Subsequently, Pune police on June 6, 2018, arrested Elgar Parishad representative and Dalit activist and editor of Marathi magazine ‘Vidrohi’ Sudhir Dhawale, Surendra Gadling (Nagpur-based human rights lawyer and General Secretary of the Indian Association of the People’s Lawyers), Nagpur University professor Shoma Sen, human rights activist Rona Wilson, and Mahesh Raut under Unlawful Activities (Prevention) Act (UAPA). The Pune police claimed that the clashes on January 1, 2018 began after alleged inflammatory speeches by the activists at the Elgar Parishad meeting. On August 28, 2018, P. Varavara Rao, Sudha Bharadwaj, Arun Ferreira, Vernon Gonsalves, and Gautam Navlakha were arrested.

Subsequently, the police arrested Anand Teltumbde, Father Stan Swamy, Haney Babu, Sagar Gorkhe, Ramesh Gaichor, and Jyoti Jagtap. The police accused them of conspiring the violence and smuggling weapons. They were also accused of funding the Maoist insurgency. Pune police also claimed that it had found electronic evidence that showed they wanted to assassinate Prime Minister Narendra Modi and wage a war against the nation.

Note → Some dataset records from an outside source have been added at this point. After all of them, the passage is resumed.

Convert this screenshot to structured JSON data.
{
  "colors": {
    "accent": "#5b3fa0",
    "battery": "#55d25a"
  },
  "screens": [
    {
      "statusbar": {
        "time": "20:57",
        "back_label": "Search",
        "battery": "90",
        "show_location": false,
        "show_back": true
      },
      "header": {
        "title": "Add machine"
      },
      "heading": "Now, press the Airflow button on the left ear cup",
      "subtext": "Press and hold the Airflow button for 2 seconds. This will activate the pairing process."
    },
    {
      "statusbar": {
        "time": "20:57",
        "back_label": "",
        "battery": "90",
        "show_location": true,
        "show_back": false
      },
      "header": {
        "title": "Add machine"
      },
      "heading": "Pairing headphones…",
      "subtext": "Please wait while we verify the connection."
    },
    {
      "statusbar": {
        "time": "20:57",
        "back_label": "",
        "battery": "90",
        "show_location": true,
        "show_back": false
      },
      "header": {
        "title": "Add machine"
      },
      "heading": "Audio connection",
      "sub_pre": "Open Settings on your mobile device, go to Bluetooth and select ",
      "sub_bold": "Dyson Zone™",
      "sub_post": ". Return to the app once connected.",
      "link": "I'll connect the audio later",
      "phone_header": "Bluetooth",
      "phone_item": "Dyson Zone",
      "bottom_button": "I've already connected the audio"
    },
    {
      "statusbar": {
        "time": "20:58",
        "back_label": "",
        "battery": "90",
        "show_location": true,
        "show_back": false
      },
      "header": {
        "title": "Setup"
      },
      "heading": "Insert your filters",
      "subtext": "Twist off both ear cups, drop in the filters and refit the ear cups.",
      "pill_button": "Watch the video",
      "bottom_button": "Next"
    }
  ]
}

In all, 16 persons were arrested. This happened when BJP government was there in Maharashtra with Devendra Fadnavis as chief minister. While the arrested persons and their colleagues said the arrests were politically motivated, the police claimed they were arrested because of their links with Maoists. 

Case transferred to NIA without consulting Maharashtra govt

After the BJP lost power in the state on January 22, 2020, the Maha Vikas Aghadi (MVA) government of Shiv Sena, NCP, and Congress ordered a probe into the Bhima-Koregaon violence. But the Modi government at the Centre transferred the case to the National Investigation Agency (NIA) without consulting the state government.

In April 2021, an American forensic analysis firm – Arsenal Consulting- claimed that it had 30 documents to show that incriminating documents had been planted in the computers of Roma Wilson and others in the Elgar Parishad case. The allegations were reported by Washington Post. It alleged that letters to an assassination plot were planted by the cyber attacker using malware 22 months before the arrest of Roma Wilson.

NIA filed the charge sheet in the case in October 2020. However, the trial in the case has not begun, even after two years of filing the charge sheet before the court. Nobody knows it will take one year or 10 years to complete the trial. The provisions of UAPA do not allow bail even on medical grounds or the age of the accused. But the SC court granted bail to Varavara Rao under exceptional circumstances.

While Father Swamy died in judicial custody, Sudha Bhardwaj and Varavara Rao secured bail, and 13 others are still in jail.